I started my period at 12. At
I started my period at 12. At that age, my body signaled that it was ready to bare a child. I had boobs, armpit hair, and started getting pubic hair. All in all, my body was telling the world that I was physically ready for sex.
So why would you think that a preteen who is physically maturing and readying for sex wouldn't also be mentally maturing in the same way? The hormones that changed my body are also the hormones that made me find others sexually appealing outside of someone just being cute.
A kid in puberty is a kid thinking about sex. Those thoughts may be abstract. They may not have the right words or understanding. But don't think that once a kid hit puberty (which is 11-12 for most girls) that the mind isn't also changing right along with the body.
Also, any therapist who treats a 12 year old for "mental health issues" due to them coming out as LGBT is doing so against medical ethics. It's one thing to address issues that evolve from coming out, such as depression because your family doesn't approve.
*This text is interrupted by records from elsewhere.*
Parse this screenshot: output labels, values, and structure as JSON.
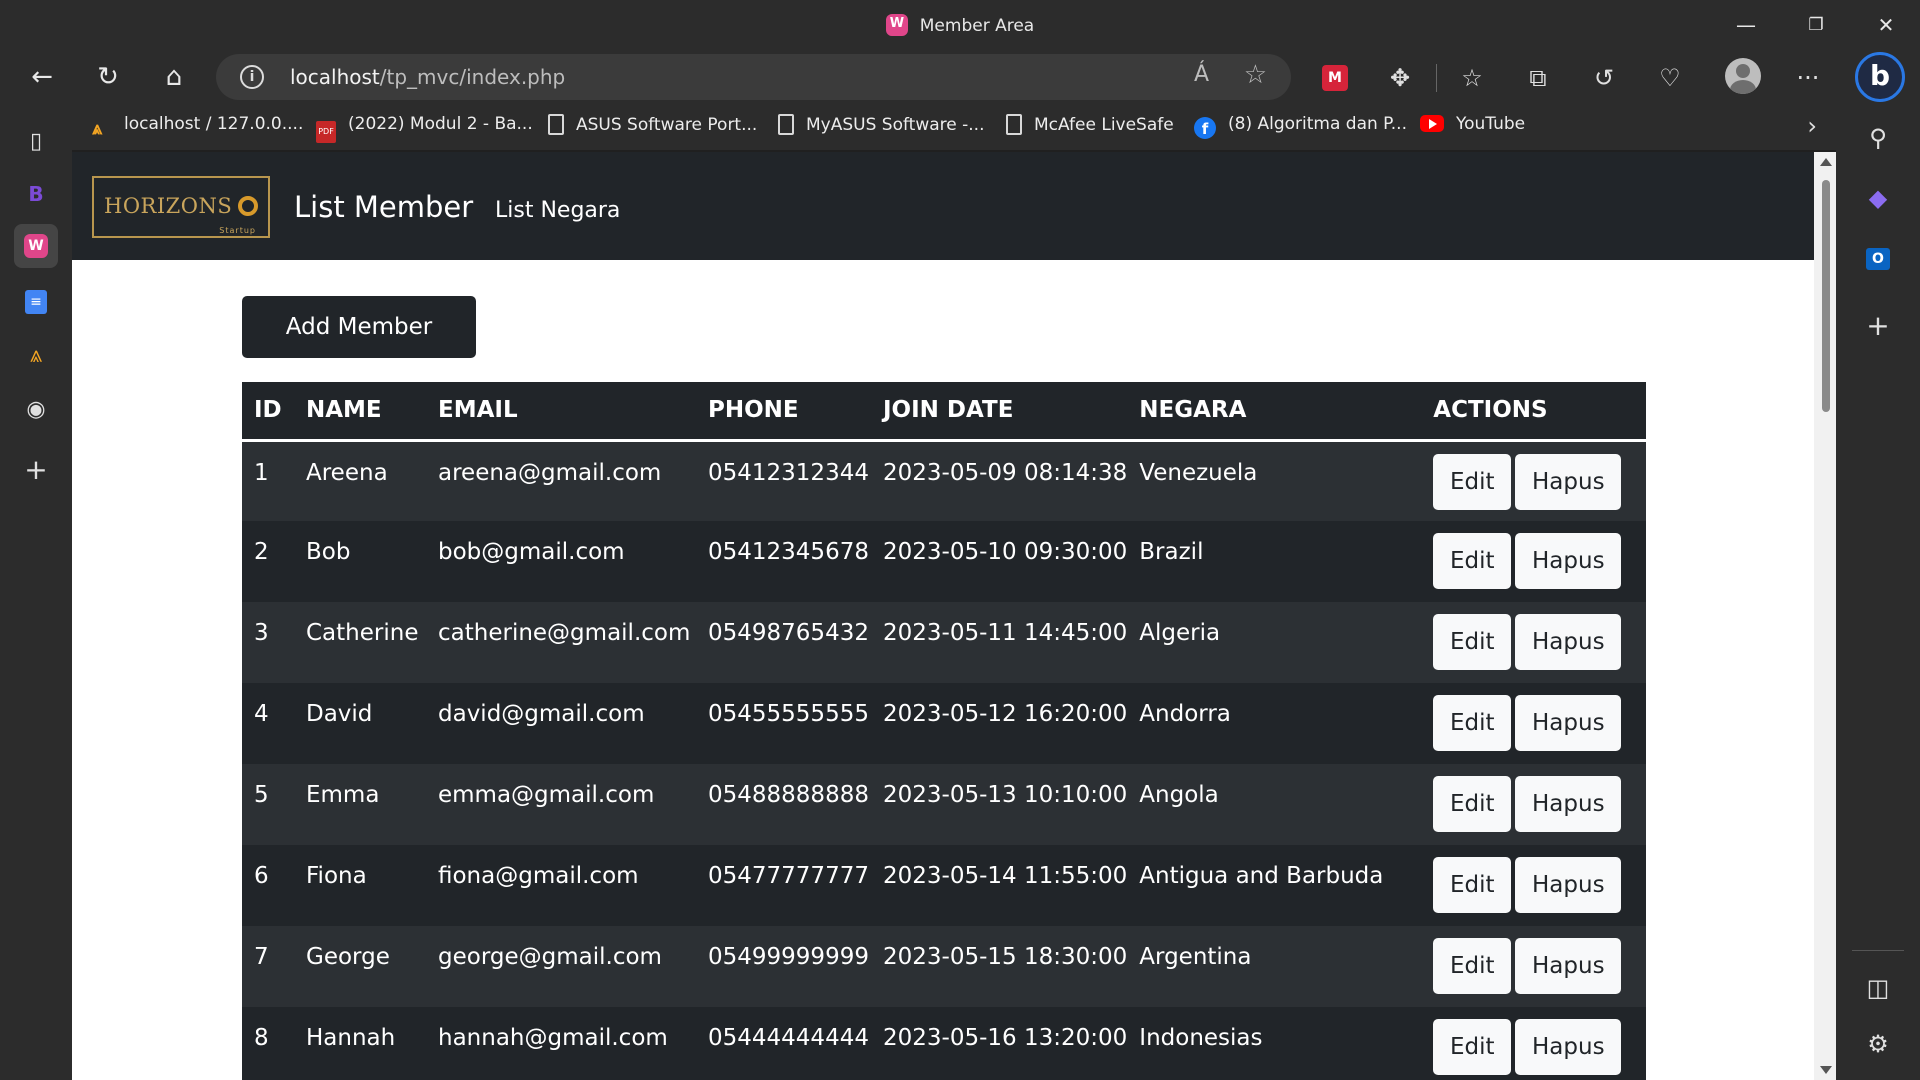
{
  "window": {
    "title": "Member Area",
    "minimize": "—",
    "restore": "❐",
    "close": "✕"
  },
  "toolbar": {
    "back": "←",
    "refresh": "↻",
    "home": "⌂",
    "url_host": "localhost",
    "url_path": "/tp_mvc/index.php",
    "read_aloud": "Á",
    "favorite": "☆",
    "extensions": "✥",
    "favorites": "☆",
    "collections": "⧉",
    "history": "↺",
    "health": "♡",
    "more": "···",
    "bing": "b"
  },
  "bookmarks": [
    {
      "label": "localhost / 127.0.0....",
      "icon": "phpmyadmin-icon"
    },
    {
      "label": "(2022) Modul 2 - Ba...",
      "icon": "pdf-icon"
    },
    {
      "label": "ASUS Software Port...",
      "icon": "document-icon"
    },
    {
      "label": "MyASUS Software -...",
      "icon": "document-icon"
    },
    {
      "label": "McAfee LiveSafe",
      "icon": "document-icon"
    },
    {
      "label": "(8) Algoritma dan P...",
      "icon": "facebook-icon"
    },
    {
      "label": "YouTube",
      "icon": "youtube-icon"
    }
  ],
  "page": {
    "logo_text": "HORIZONS",
    "logo_sub": "Startup",
    "brand": "List Member",
    "nav_link": "List Negara",
    "add_button": "Add Member",
    "columns": [
      "ID",
      "NAME",
      "EMAIL",
      "PHONE",
      "JOIN DATE",
      "NEGARA",
      "ACTIONS"
    ],
    "edit_label": "Edit",
    "delete_label": "Hapus",
    "rows": [
      {
        "id": "1",
        "name": "Areena",
        "email": "areena@gmail.com",
        "phone": "05412312344",
        "join": "2023-05-09 08:14:38",
        "negara": "Venezuela"
      },
      {
        "id": "2",
        "name": "Bob",
        "email": "bob@gmail.com",
        "phone": "05412345678",
        "join": "2023-05-10 09:30:00",
        "negara": "Brazil"
      },
      {
        "id": "3",
        "name": "Catherine",
        "email": "catherine@gmail.com",
        "phone": "05498765432",
        "join": "2023-05-11 14:45:00",
        "negara": "Algeria"
      },
      {
        "id": "4",
        "name": "David",
        "email": "david@gmail.com",
        "phone": "05455555555",
        "join": "2023-05-12 16:20:00",
        "negara": "Andorra"
      },
      {
        "id": "5",
        "name": "Emma",
        "email": "emma@gmail.com",
        "phone": "05488888888",
        "join": "2023-05-13 10:10:00",
        "negara": "Angola"
      },
      {
        "id": "6",
        "name": "Fiona",
        "email": "fiona@gmail.com",
        "phone": "05477777777",
        "join": "2023-05-14 11:55:00",
        "negara": "Antigua and Barbuda"
      },
      {
        "id": "7",
        "name": "George",
        "email": "george@gmail.com",
        "phone": "05499999999",
        "join": "2023-05-15 18:30:00",
        "negara": "Argentina"
      },
      {
        "id": "8",
        "name": "Hannah",
        "email": "hannah@gmail.com",
        "phone": "05444444444",
        "join": "2023-05-16 13:20:00",
        "negara": "Indonesias"
      }
    ]
  },
  "colors": {
    "navbar": "#212529",
    "row_odd": "#2c3034",
    "row_even": "#212529",
    "logo_gold": "#c9a55c"
  }
}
It's a whole 'nother to try and "treat away thr gay".
Wow what backwards mentality.
Wow what backwards mentality. She's 12 not 5. Children at the age are developing crushes and sexual feelings. Yet when it's a child expressing their like for the opposite gender no one bats an eye.
You did some pretty
You did some pretty significant damage. This girl has trusted you and you destroyed that trust. Instead of helping her work through what she was thinking/feeling, your response was to tell her she was just wrong and you couldn't/wouldn't support her. Despite what she was telling you having ZERO bearing on your life.
I'm glad you realize you were wrong. I'm glad you are getting your mental health in order. But so long as you view bisexuality as "wrong", SD is likely going to stay away. She no longer sees you as someone in her corner, and while she may be able to forgive her parents or more distant relatives of similar views, she's going to have a hard time when the person who feels that way about her was someone she cared about enough to be the first, or one of the first, people she turned to for guidance in this. You were who she thought she could trust, and it turns out you weren't.
So leave it alone. Get yourself right. She'll either come back or she won't.
It appears that I am the
It appears that I am the voice of experience here.
My OBS 16 is bisexual. We have a lot of friends in the LGBTQ family. We also live smack dab in the middle of the Bible Belt. J, my son, came to me just before his birthday saying that he needed to talk to my about something. I assumed he had tried drugs or gotten hold of some booze. It was a relief to find out it was sexuality. When he saw my reaction, it made it easier for him to tell his dad (we are a regular family unit). He said he knew he was bi in 6th grade (age 12). My other son, D, is 14 and straight. Kids know a lot more than we give them credit for.
I am an alcoholic in recovery, as is my DH. I know what it's like to say stupid things while under the influence. I also know that once things are said, they are not easily forgotten. What you said to her can damage her for the rest of her life. No, I am not saying that in a snowflake way. She is at a tender age and trusted you with her deepest secret only to be shat upon. Leave the kid alone. You cannot fix this. Let her decide what she wants. Her mom and your fiance are doing the right things. They are protecting her from more mental issues. My own kids have scars mentally from seeing us fight along with their stepsister's shenanigans.